大人總是容易生氣,不會允許一只闖禍的狗在家裏蹦來蹦去。
小白不乖,但他可以替小白挨罰。
只要小白能送他上學,陪他過周末,或者就像這樣窩在他身邊。
所有的打罵,他都可以一筆勾銷。
他只要小白。
“小白……親親我……”
白清友捧着身邊的熱源,用鼻尖輕蹭。
“你親親我呀。”白清友抱怨起來,“我對你不好嗎?”
“好。”
果然是夢,小白竟然能開口說話了。
白清友撲在小白懷裏,快活地打滾。小白繞着白清友一圈圈狂奔,繞成一個只有他們的結界。
很安全的結界。
“小白,過來。”
溫暖慢慢向他靠近,還有只屬于小白的,如潮湧般起伏的呼吸聲。
“過來,我想親親你。”白清友湊近,溫柔地點在小白的臉側,頭頂,耳朵。
小白的喉嚨發出低低的嗷嗚聲,像是在反抗。
“下次不可以把可樂打翻。”白清友咬了一口小白的耳朵。
“壞孩子才淘氣。”小白反身去咬他的嘴,它就是在反抗,白清友在夢裏想。
“你要和我一樣乖。”白清友捏住小白的臉,嬉鬧似的玩了好久。
“要不然我也不要你了。”小白垂下頭,悶悶不樂地趴回地毯,就算白清友怎麽逗它,它都不為所動。
“對不起,我再也不說讓你難受的話了,小白,你理理我。”白清友着急地揉了揉小白的肚子,又推推它的背。
小白忽然變得很大,比白清友還高。白清友努力跳起來去拽小白的前爪,卻被小白猛然撈進懷中,他躲進毛絨絨的世界,好像抓住了破碎的七歲童年。
小白叼住他的後領,将他甩到背上,不停地狂奔,跑出昏暗的房間,潮濕的黃梅天。
他們躺在滿是陽光的草地上。
小白舔舐着他的臉,犬齒磨得他很痛。白清友閉眼報複着咬回去,剎那間,他好像聞了血的味道。
白清友慌亂地睜開眼,沒有小白,只有二十一歲。
夢醒了。
蕭獻意味不明地盯着白清友,手指卻緩緩揉着他的發鬓:“早上好。”
“早上好。”白清友合上眼,“幾點了?”
“八點。”
“不想起床……”白清友伸了個懶腰,打到蕭獻的下颚。
“對不起。”白清友反應過來狹窄的床上還有另一個人,好像自己,還被這個人抱着……
白清友連忙從蕭獻身上爬下來,一直退到牆壁上,涼意從背後傳來,他才又往蕭獻身邊拱了拱。

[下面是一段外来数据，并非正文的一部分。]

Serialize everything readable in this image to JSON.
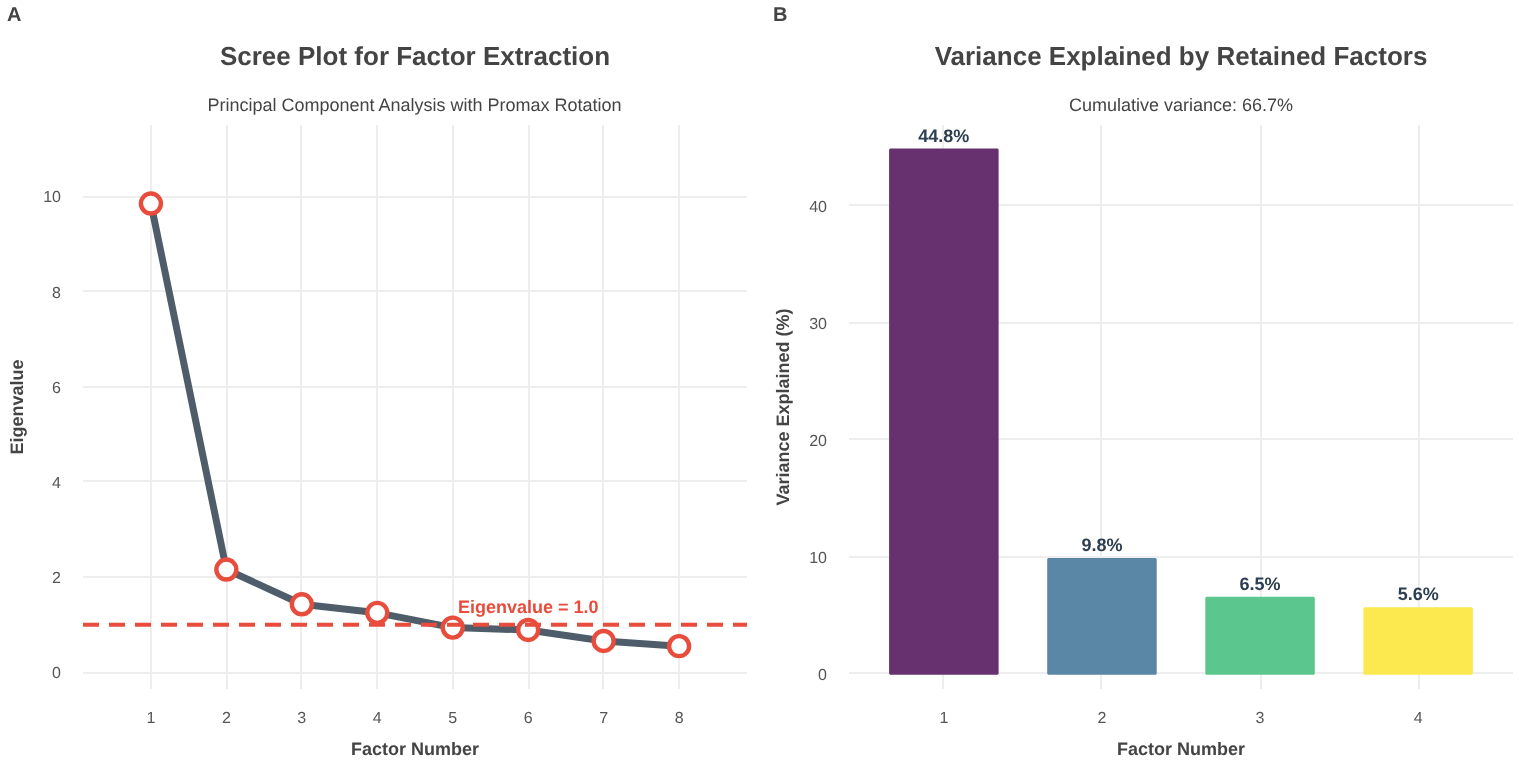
{
  "chart_data": [
    {
      "type": "line",
      "title": "Scree Plot for Factor Extraction",
      "subtitle": "Principal Component Analysis with Promax Rotation",
      "xlabel": "Factor Number",
      "ylabel": "Eigenvalue",
      "annotations": [
        "A"
      ],
      "x": [
        1,
        2,
        3,
        4,
        5,
        6,
        7,
        8
      ],
      "series": [
        {
          "color": "#4f5d6b",
          "values": [
            9.85,
            2.16,
            1.43,
            1.25,
            0.94,
            0.89,
            0.66,
            0.55
          ]
        }
      ],
      "marker": "circle",
      "line_style": "solid",
      "xlim": [
        0.1,
        8.9
      ],
      "ylim": [
        -0.35,
        11.5
      ],
      "xticks": [
        1,
        2,
        3,
        4,
        5,
        6,
        7,
        8
      ],
      "yticks": [
        0,
        2,
        4,
        6,
        8,
        10
      ],
      "ref_lines": [
        {
          "axis": "y",
          "value": 1.0,
          "label": "Eigenvalue = 1.0",
          "color": "#e74c3c",
          "line_style": "dashed"
        }
      ],
      "grid": true
    },
    {
      "type": "bar",
      "title": "Variance Explained by Retained Factors",
      "subtitle": "Cumulative variance: 66.7%",
      "xlabel": "Factor Number",
      "ylabel": "Variance Explained (%)",
      "annotations": [
        "B"
      ],
      "categories": [
        "1",
        "2",
        "3",
        "4"
      ],
      "values": [
        44.8,
        9.8,
        6.5,
        5.6
      ],
      "colors": [
        "#67306f",
        "#5a87a6",
        "#5cc68f",
        "#fce94f"
      ],
      "value_labels": [
        "44.8%",
        "9.8%",
        "6.5%",
        "5.6%"
      ],
      "ylim": [
        -1.3,
        46.9
      ],
      "yticks": [
        0,
        10,
        20,
        30,
        40
      ],
      "grid": true
    }
  ]
}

“你睡得好嗎?”白清友內疚地問,“我睡相是不是不太好啊?”
“挺好的。”蕭獻的目光沒有從白清友的臉上挪開,而是順着斜照的朝陽,融在他的唇邊。
“可是你的眼裏全是紅血絲。”白清友像做眼科檢查一樣,用拇指和食指扒開蕭獻的左眼皮。
真是破壞氣氛。
蕭獻無奈地笑了笑,抓住白清友的手,捂在自己心口:“手太涼,給你暖暖。”
他确實沒睡,就靠在枕邊,看了白清友一夜。
他本來就乖,沒想到睡着了更甚,縮在他懷裏,嘟嘟囔囔地呓語。
蕭獻開始對那個叫小白的很吃味,但沒想到夜的後半程,懷裏的人忽然捧着他的臉,又親又咬,還直撒嬌。

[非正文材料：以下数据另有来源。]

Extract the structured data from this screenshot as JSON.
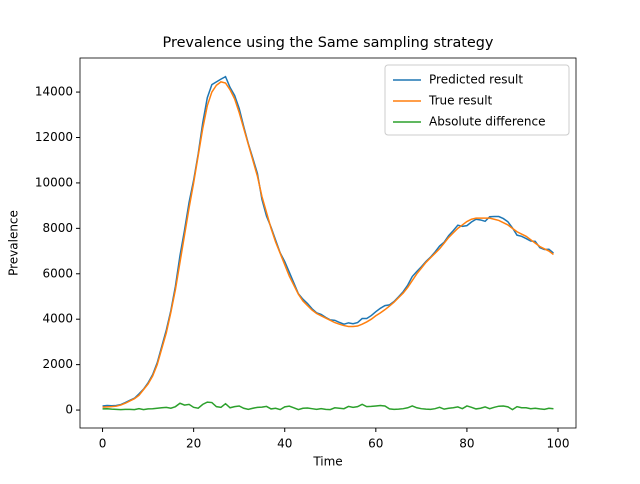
{
  "chart_data": {
    "type": "line",
    "title": "Prevalence using the Same sampling strategy",
    "x_label": "Time",
    "y_label": "Prevalence",
    "legend": "upper right",
    "x": [
      0,
      1,
      2,
      3,
      4,
      5,
      6,
      7,
      8,
      9,
      10,
      11,
      12,
      13,
      14,
      15,
      16,
      17,
      18,
      19,
      20,
      21,
      22,
      23,
      24,
      25,
      26,
      27,
      28,
      29,
      30,
      31,
      32,
      33,
      34,
      35,
      36,
      37,
      38,
      39,
      40,
      41,
      42,
      43,
      44,
      45,
      46,
      47,
      48,
      49,
      50,
      51,
      52,
      53,
      54,
      55,
      56,
      57,
      58,
      59,
      60,
      61,
      62,
      63,
      64,
      65,
      66,
      67,
      68,
      69,
      70,
      71,
      72,
      73,
      74,
      75,
      76,
      77,
      78,
      79,
      80,
      81,
      82,
      83,
      84,
      85,
      86,
      87,
      88,
      89,
      90,
      91,
      92,
      93,
      94,
      95,
      96,
      97,
      98,
      99
    ],
    "series": [
      {
        "name": "Predicted result",
        "color": "#1f77b4",
        "values": [
          180,
          200,
          190,
          200,
          240,
          330,
          430,
          520,
          710,
          920,
          1200,
          1560,
          2080,
          2800,
          3520,
          4380,
          5450,
          6800,
          7920,
          9150,
          10120,
          11280,
          12650,
          13750,
          14330,
          14450,
          14570,
          14680,
          14200,
          13850,
          13280,
          12480,
          11730,
          11080,
          10420,
          9270,
          8540,
          8050,
          7480,
          6920,
          6540,
          6070,
          5600,
          5120,
          4880,
          4690,
          4460,
          4280,
          4210,
          4080,
          3970,
          3950,
          3860,
          3780,
          3840,
          3800,
          3850,
          4030,
          4030,
          4160,
          4330,
          4480,
          4600,
          4630,
          4780,
          4990,
          5210,
          5500,
          5880,
          6100,
          6310,
          6540,
          6730,
          6960,
          7220,
          7390,
          7680,
          7900,
          8140,
          8090,
          8120,
          8280,
          8400,
          8370,
          8310,
          8510,
          8520,
          8520,
          8430,
          8290,
          8020,
          7700,
          7650,
          7550,
          7440,
          7430,
          7150,
          7070,
          7080,
          6910
        ]
      },
      {
        "name": "True result",
        "color": "#ff7f0e",
        "values": [
          130,
          140,
          150,
          170,
          220,
          300,
          400,
          500,
          650,
          900,
          1150,
          1500,
          2000,
          2700,
          3400,
          4300,
          5300,
          6500,
          7700,
          8900,
          10000,
          11200,
          12400,
          13400,
          14000,
          14300,
          14450,
          14400,
          14100,
          13700,
          13100,
          12400,
          11700,
          11000,
          10300,
          9400,
          8700,
          8000,
          7400,
          6900,
          6400,
          5900,
          5500,
          5100,
          4800,
          4600,
          4400,
          4250,
          4150,
          4050,
          3950,
          3850,
          3780,
          3720,
          3680,
          3680,
          3700,
          3780,
          3880,
          4000,
          4150,
          4280,
          4420,
          4580,
          4750,
          4950,
          5150,
          5400,
          5700,
          6000,
          6250,
          6500,
          6700,
          6900,
          7100,
          7350,
          7600,
          7800,
          8000,
          8150,
          8300,
          8400,
          8450,
          8450,
          8450,
          8450,
          8400,
          8350,
          8250,
          8150,
          8000,
          7850,
          7750,
          7650,
          7500,
          7350,
          7200,
          7100,
          7000,
          6850
        ]
      },
      {
        "name": "Absolute difference",
        "color": "#2ca02c",
        "values": [
          50,
          60,
          40,
          30,
          20,
          30,
          30,
          20,
          60,
          20,
          50,
          60,
          80,
          100,
          120,
          80,
          150,
          300,
          220,
          250,
          120,
          80,
          250,
          350,
          330,
          150,
          120,
          280,
          100,
          150,
          180,
          80,
          30,
          80,
          120,
          130,
          160,
          50,
          80,
          20,
          140,
          170,
          100,
          20,
          80,
          90,
          60,
          30,
          60,
          30,
          20,
          100,
          80,
          60,
          160,
          120,
          150,
          250,
          150,
          160,
          180,
          200,
          180,
          50,
          30,
          40,
          60,
          100,
          180,
          100,
          60,
          40,
          30,
          60,
          120,
          40,
          80,
          100,
          140,
          60,
          180,
          120,
          50,
          80,
          140,
          60,
          120,
          170,
          180,
          140,
          20,
          150,
          100,
          100,
          60,
          80,
          50,
          30,
          80,
          60
        ]
      }
    ],
    "xlim": [
      -4.95,
      103.95
    ],
    "xticks": [
      0,
      20,
      40,
      60,
      80,
      100
    ],
    "ylim": [
      -790,
      15500
    ],
    "yticks": [
      0,
      2000,
      4000,
      6000,
      8000,
      10000,
      12000,
      14000
    ]
  }
}
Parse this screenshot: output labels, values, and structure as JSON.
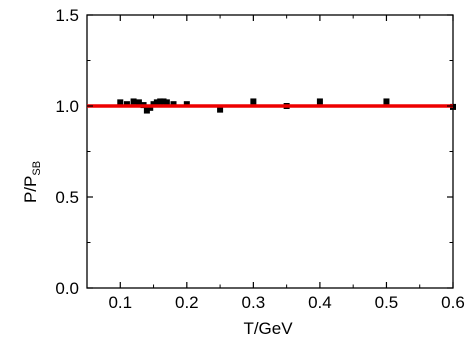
{
  "chart_data": {
    "type": "scatter",
    "xlabel": "T/GeV",
    "ylabel": "P/P",
    "ylabel_subscript": "SB",
    "xlim": [
      0.05,
      0.6
    ],
    "ylim": [
      0.0,
      1.5
    ],
    "xticks": [
      0.1,
      0.2,
      0.3,
      0.4,
      0.5,
      0.6
    ],
    "xtick_labels": [
      "0.1",
      "0.2",
      "0.3",
      "0.4",
      "0.5",
      "0.6"
    ],
    "yticks": [
      0.0,
      0.5,
      1.0,
      1.5
    ],
    "ytick_labels": [
      "0.0",
      "0.5",
      "1.0",
      "1.5"
    ],
    "grid": false,
    "series": [
      {
        "marker": "square",
        "color": "#000000",
        "points": [
          {
            "x": 0.1,
            "y": 1.02
          },
          {
            "x": 0.11,
            "y": 1.01
          },
          {
            "x": 0.12,
            "y": 1.025
          },
          {
            "x": 0.128,
            "y": 1.02
          },
          {
            "x": 0.135,
            "y": 1.005
          },
          {
            "x": 0.14,
            "y": 0.975
          },
          {
            "x": 0.145,
            "y": 0.99
          },
          {
            "x": 0.15,
            "y": 1.01
          },
          {
            "x": 0.155,
            "y": 1.02
          },
          {
            "x": 0.16,
            "y": 1.025
          },
          {
            "x": 0.165,
            "y": 1.025
          },
          {
            "x": 0.17,
            "y": 1.02
          },
          {
            "x": 0.18,
            "y": 1.01
          },
          {
            "x": 0.2,
            "y": 1.01
          },
          {
            "x": 0.25,
            "y": 0.98
          },
          {
            "x": 0.3,
            "y": 1.025
          },
          {
            "x": 0.35,
            "y": 1.0
          },
          {
            "x": 0.4,
            "y": 1.025
          },
          {
            "x": 0.5,
            "y": 1.025
          },
          {
            "x": 0.6,
            "y": 0.995
          }
        ]
      },
      {
        "type": "line",
        "color": "#ee0000",
        "points": [
          {
            "x": 0.05,
            "y": 1.0
          },
          {
            "x": 0.6,
            "y": 1.0
          }
        ]
      }
    ]
  }
}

就算白清友喊那個叫小白的東西一百遍,但是他現在都只能躺在他蕭獻的懷裏。
這樣想,他又覺得白清友可愛了不少。
“你嘴怎麽破了?”白清友又伸出食指,戳了戳蕭獻的下唇。
“上火。”蕭獻說。
白清友把另一手伸到蕭獻心口:“那你得多喝點水。你再給我把這只手捂捂,你身上真暖和,比我室友暖和多了。”
自從經歷了昨夜的“心靈對談”,白清友徹底把蕭獻當做了自己人,順帶着還萌生出一絲“全世界只有我最懂你”的遺世知音之感。
“你和室友也這樣一塊睡過?”蕭知音忽然覺得太陽穴有點扯得慌。